O meu vocabulário de chileno vai-se enriquecendo de dia para dia. Sinto-te atent@ e fazes um reparo: “é espanhol!” Não foi por lapso, nem tão-pouco provocação. Decorre da mesma diferença entre o nosso português e o português brasileiro. Sobre isso não me alongo. Já terás percebido leitor@, que prefiro o português sem muitos acordos. Geralmente o desacordo traz novas discussões, quiçá novas formas de perspectivar a realidade. Neste caso a que me aconteceu. Tem calma leitor@, não me esqueci do corte no pé, nem do copo mais ou menos cheio, ou mais ou menos vazio.
Antes de começarmos uma das descidas mais perigosas - não estou a exagerar. No topo li uma placa com este aviso: “Bajada muy peligrosa”. Nesse momento passou-me uma vertigem pela frente: ‘estou mesmo aqui?’ Estava! Não foi necessário beliscar-me – não havia tempo para essa lamechice de pouco homem. Quando se pedala, pedala-se e pouco mais – eventualmente também se fará uma ou outra pausa para desfrutar da paisagem: neste caso repleta de muitos outros sobre outras rodas, como os skates.
O meu amigo Martin só queria ser o primeiro a chegar – esqueci-me de te dizer, leitor@, que éramos mais de dez ganapos sobre rodas. Isso tem várias implicações; desde logo se se vai atrás de um deles. Sendo a lama e as poças de água o cenário rasteiro, podes visualizar a quantidade de salpicos que alcançaram os meus olhos, as minhas orelhas e também a barba – uso uma barba rala; aquela que dizem ser a de três dias. A minha já tinha pelo menos cinco. Espelhos não havia pela casa do meu anfitrião... de maneira que só me restava confiar que o meu rosto estivesse minimamente aceitável.

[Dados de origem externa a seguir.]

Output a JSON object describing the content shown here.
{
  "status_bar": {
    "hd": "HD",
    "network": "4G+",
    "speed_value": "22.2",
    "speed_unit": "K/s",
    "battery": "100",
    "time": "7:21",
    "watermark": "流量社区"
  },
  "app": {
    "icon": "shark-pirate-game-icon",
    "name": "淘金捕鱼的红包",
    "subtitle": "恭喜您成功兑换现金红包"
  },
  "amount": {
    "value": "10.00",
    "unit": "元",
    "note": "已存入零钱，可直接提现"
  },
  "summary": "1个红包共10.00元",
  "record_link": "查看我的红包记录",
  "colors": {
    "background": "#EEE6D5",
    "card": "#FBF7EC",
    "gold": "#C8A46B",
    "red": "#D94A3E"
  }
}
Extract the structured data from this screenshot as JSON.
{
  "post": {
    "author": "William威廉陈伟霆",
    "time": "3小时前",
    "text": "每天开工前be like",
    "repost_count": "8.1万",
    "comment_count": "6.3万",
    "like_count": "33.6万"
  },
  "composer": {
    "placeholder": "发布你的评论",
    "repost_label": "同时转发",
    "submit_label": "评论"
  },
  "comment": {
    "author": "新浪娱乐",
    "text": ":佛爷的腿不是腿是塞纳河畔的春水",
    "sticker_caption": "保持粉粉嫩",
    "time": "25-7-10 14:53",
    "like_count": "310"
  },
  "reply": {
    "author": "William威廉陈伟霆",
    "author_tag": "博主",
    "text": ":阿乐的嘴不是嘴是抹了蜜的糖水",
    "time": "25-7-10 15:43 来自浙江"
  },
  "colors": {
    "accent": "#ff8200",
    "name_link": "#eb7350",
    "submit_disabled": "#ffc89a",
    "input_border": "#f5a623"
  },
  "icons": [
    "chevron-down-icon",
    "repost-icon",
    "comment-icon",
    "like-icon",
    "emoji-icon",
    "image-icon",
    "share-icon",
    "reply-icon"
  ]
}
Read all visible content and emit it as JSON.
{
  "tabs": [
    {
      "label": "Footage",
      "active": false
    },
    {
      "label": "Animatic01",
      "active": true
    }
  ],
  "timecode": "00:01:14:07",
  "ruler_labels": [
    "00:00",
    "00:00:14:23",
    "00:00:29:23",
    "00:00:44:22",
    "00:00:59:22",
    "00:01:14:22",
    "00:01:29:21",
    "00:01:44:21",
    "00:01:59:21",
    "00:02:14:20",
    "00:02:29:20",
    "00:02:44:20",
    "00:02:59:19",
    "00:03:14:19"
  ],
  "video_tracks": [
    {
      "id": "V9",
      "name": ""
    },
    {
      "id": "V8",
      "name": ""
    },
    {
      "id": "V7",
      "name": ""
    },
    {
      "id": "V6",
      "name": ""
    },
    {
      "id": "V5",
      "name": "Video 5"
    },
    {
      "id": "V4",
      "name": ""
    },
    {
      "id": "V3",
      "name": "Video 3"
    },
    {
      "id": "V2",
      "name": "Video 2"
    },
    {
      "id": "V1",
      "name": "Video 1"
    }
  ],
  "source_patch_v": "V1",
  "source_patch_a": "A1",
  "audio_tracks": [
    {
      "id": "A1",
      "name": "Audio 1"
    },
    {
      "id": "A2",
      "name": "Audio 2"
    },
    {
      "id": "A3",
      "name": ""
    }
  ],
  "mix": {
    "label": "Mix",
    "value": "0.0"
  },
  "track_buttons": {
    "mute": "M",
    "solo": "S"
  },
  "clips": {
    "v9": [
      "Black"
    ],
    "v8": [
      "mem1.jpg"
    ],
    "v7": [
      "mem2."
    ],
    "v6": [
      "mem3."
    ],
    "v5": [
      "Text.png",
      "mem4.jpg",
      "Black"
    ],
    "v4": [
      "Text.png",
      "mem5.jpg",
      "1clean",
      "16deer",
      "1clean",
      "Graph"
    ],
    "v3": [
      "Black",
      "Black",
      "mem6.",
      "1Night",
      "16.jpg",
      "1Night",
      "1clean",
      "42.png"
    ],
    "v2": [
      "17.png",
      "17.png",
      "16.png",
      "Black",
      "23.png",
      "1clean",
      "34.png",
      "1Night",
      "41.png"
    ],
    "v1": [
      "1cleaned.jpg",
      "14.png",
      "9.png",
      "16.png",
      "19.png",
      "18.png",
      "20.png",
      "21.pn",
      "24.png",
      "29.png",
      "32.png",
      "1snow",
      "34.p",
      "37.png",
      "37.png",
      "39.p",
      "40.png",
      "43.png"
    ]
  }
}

Como te lembras, leitor@ – pressinto que ainda estejas aí – numa das descidas ‘más peligrosas’, a dúvida existencial desvaneceu-se e subitamente eu não era só eu. Éra-me mais o garoto que em mim mora, mas que me esquecera. E então, icei o rabo para trás e para cima, relaxei os braços, segurei bem o volante e deixei-me ir pela encosta abaixo. Era uma inclinação superior a 30%. Foi já no final da descida que as poças de água me travaram e conheci de perto o cheiro do chão. Não foi apenas o nariz que teve as melhores condições para o seu sentido primeiro. Também o tacto teve oportunidade de se expandir: agarrei-me a uma cerca de arame para não voar de dez metros de altura. Foi então que bradei pelo meu amigo: “espérame, Martin!! – o sotaque cantado acompanhou esta chamada – ia dando um tralho” (saiu-me no meu calão, claro...).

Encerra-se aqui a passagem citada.